I applied for MBA program and got selected too . and now i am applying for visa.
In visa form they asked something about prior rejections from another countries. I have been rejected from USA and Canada 3 times. 
can some one please tell me what are the chances that i might get rejected based on prior rejections...
Do i have to mention that i got rejected ?


thanks in advance


----------



## simonsays (Feb 11, 2009)

Do the guys from the Sub-continent always put the cart ahead of the horse ?? No .. that was in jest ..  

Firstly narrow down to the course you need to do, and then get advice from the school.

And rejection from US/Canada is not automatically taken as rejection from Singapore..

US/Canada may have rejected you since they assume and believe that you are a runway-student, which is not likely in Singapore, as, while on Student pass, you cannot work, and any employer who employs you will get caned .. so the flight risk is low here, and they can always find you, if you go AWOL !!!

And be honest, and don't fudge.. the ICA is more keen to know if you have been "DENIED" entry, i.e. when you arrived in a country, they kicked you out .. and not keen to know if you applied for visa to MARS and Mars felt you are one company too many .. 

cheers

And don't be offended for my initial line ..


----------



## rohitrazz (Jan 24, 2012)

No sir I never got denied for any country.I applied and got rejected.

So there is no hindrance of my visa for this kinds rejections ?


thanks for advice.


----------



## simonsays (Feb 11, 2009)

again, have you sorted out your school ? your school with advice. From what I know .. ICA only wants to know if you have been 'thrown' out of any country .. and rejected visa like US / Canada is the least of their concern .. 

again, that's from what I know ..


----------



## rohitrazz (Jan 24, 2012)

Yup i did,
and I got acceptance now i am waiting for some bank formalities and i am done with all visa forms. i just had doubt when i filled the forms that why i asked.
they specifically asked for this in form 14A
Have you ever been refused entry into or deported from any country, including Singapore?

(If any of the answer is “YES”, please furnish details on a separate sheet of paper)


----------



## simonsays (Feb 11, 2009)

what did you fill there then ??


----------



## rohitrazz (Jan 24, 2012)

I checked it yes and applied my visa rejection letter.
I don't want to mislead ICA or any higher authorities , and what if i ticked it no and they found out by asking to other countries(idk it is possible or not but still) ...


----------



## rohitrazz (Jan 24, 2012)

there is one more thing i want to ask if u know...
Do other countries share list of rejected candidates , or its all private...


----------



## simonsays (Feb 11, 2009)

you are wrong ..

You were not denied entry , that happens when, for example, US / Canada gave you a visa, and then when you landed, they decided that you are a flight risk and sent you back home .

Or you were not deported: i..e you arrived in US / Canada, and after few days, they decided to send you packing .. 

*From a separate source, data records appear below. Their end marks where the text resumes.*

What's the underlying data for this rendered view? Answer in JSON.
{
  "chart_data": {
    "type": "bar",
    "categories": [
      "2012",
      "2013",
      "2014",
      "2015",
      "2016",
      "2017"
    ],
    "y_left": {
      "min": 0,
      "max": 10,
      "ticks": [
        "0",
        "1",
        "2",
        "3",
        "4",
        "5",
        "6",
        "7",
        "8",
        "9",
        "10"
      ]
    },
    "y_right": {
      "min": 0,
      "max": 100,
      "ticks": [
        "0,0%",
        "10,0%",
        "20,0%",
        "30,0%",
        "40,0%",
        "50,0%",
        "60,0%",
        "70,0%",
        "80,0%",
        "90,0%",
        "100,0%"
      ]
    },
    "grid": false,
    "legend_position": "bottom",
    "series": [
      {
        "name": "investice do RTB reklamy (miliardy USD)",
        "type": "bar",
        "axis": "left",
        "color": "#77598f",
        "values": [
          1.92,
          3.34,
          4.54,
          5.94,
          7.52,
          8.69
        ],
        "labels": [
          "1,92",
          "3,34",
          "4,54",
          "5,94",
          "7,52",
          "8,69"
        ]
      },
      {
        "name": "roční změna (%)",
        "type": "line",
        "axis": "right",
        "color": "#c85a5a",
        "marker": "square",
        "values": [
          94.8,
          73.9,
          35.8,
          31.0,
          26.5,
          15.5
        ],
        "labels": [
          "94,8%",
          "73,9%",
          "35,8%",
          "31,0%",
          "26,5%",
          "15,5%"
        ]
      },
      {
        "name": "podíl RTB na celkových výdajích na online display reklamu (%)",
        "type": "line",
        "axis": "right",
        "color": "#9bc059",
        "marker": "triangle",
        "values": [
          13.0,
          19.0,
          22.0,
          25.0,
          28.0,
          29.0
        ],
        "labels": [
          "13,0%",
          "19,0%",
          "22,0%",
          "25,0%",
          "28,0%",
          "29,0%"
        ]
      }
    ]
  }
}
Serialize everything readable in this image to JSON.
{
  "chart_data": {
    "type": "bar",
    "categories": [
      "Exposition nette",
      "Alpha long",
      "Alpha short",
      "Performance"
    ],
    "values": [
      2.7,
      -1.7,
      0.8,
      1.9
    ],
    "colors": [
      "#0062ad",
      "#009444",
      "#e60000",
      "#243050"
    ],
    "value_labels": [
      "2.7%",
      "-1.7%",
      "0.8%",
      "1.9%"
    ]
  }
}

Your case is a simple case of "REJECTION OF VISA" .. and NONE OF THE clauses as expected by ICA ..


----------



## rohitrazz (Jan 24, 2012)

Yes sir, So please tell me what i need to do ..
I need to tick at yes to that question.. or No


----------



## simonsays (Feb 11, 2009)

Not to be rude, did you expect me to specifically say "YES" or "NO" and take the blame is ICA rejects your application ?? Ah .. come on .. 

Do read up my explanation, and make your own judgement .. if you are MBA material, you have the answer there ..

If you still expect a "YES" or "NO" answer, hang in there, maybe somebody else may reply for you .. 

Hope you get it .. 

Have a good day ..

Oh, a better idea is to get your school to advice you on this .. so if anything goes belly up - you have somebody to blame


----------



## rohitrazz (Jan 24, 2012)

@ecureilx ,
you were right all the time 

i did some research on this topic and found pages from us embassy site

Additional Administrative Processing : Denied Entry Into The United States, Deported, Or Overstayed On A Prior Visit | Embassy of the United States Prague, Czech Republic

*Denied entry*
In the case of a traveler who has been denied entry into the United States by a Customs and Border Protection (CBP) officer, he/she should bring a copy of the report of the incident, Form I-877, to the visa interview.

*Deportation or Removed*
A person who has been deported or removed, may be prohibited from reapplying for a visa depending on the circumstances for up to ten years. In certain cases a waiver of this ineligibility may be available.

well my case is totally different i nither got denied nor deported


----------



## simonsays (Feb 11, 2009)

good for you .. if you are going to take up MBA, I had atleast hoped that you could figure that out ..


----------



## rohitrazz (Jan 24, 2012)

+1
:d


----------